Well, I spent the better part of today looking up comparisons with Google. The only find I got that mentioned tape versus vinyl (or the equivalent with other search terms) was in Portugese I think. Or maybe Italian. Quite a lot of info on phono cartridges and stylii, and the 'transducer' aspect of the cartridges, but nothing really on tape heads. Plenty of vague info on magnetics, magnetic induction or whatever, electromagnets, and the usual limitations of tape technology, bias currents ..... But not a single snippet describing in detail just what the mag-read process is like, how much amping takes place in the deck, and so on.
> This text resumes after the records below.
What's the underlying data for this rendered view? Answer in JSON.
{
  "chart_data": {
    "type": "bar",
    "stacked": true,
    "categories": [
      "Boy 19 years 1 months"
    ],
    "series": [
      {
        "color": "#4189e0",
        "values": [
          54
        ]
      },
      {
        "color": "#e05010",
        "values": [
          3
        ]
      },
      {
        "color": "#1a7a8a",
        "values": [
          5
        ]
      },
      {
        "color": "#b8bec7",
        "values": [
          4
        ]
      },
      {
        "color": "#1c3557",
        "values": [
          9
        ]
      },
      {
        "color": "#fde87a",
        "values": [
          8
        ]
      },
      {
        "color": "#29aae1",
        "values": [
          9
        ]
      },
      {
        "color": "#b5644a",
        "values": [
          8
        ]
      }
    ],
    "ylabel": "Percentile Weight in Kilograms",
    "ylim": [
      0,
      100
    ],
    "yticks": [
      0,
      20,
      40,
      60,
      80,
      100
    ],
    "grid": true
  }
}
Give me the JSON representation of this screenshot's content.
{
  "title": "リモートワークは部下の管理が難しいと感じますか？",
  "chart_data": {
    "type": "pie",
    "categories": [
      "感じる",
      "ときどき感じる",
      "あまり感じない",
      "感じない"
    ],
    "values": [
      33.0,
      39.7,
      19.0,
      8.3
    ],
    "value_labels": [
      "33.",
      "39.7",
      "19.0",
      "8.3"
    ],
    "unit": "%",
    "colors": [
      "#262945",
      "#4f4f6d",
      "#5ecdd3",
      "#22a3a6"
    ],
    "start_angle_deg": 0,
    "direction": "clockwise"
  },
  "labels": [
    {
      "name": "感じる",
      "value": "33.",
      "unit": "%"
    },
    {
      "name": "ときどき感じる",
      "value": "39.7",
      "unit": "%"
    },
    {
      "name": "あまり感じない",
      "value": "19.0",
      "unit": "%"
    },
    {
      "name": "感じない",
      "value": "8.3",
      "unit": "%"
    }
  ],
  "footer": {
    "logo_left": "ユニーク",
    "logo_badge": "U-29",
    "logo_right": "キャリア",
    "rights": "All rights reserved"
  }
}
I joined the AES for a second time a couple years ago, but never participated or read more than one or two journal articles. Having worked with tape years ago, reel to reel, cassette (CrO2, metal etc., Dolby B) - I learned a lot about head wear among other things, but nothing new today. I'd say I picked up a fair bit from the vinyl articles though.

 

There was one interesting post on a forum owned by Decware, on *improving* sound by recopying a tape. Amazing stuff, if it were true. Another good read on tape was on a Dr. AIX forum talking about Cookie Marenco and whether her tape recordings should be considered High Resolution or not (apparently not). But that was it. Seems to me the Web is still extremely primitive for technical information, short of subscribing to forums like the AES.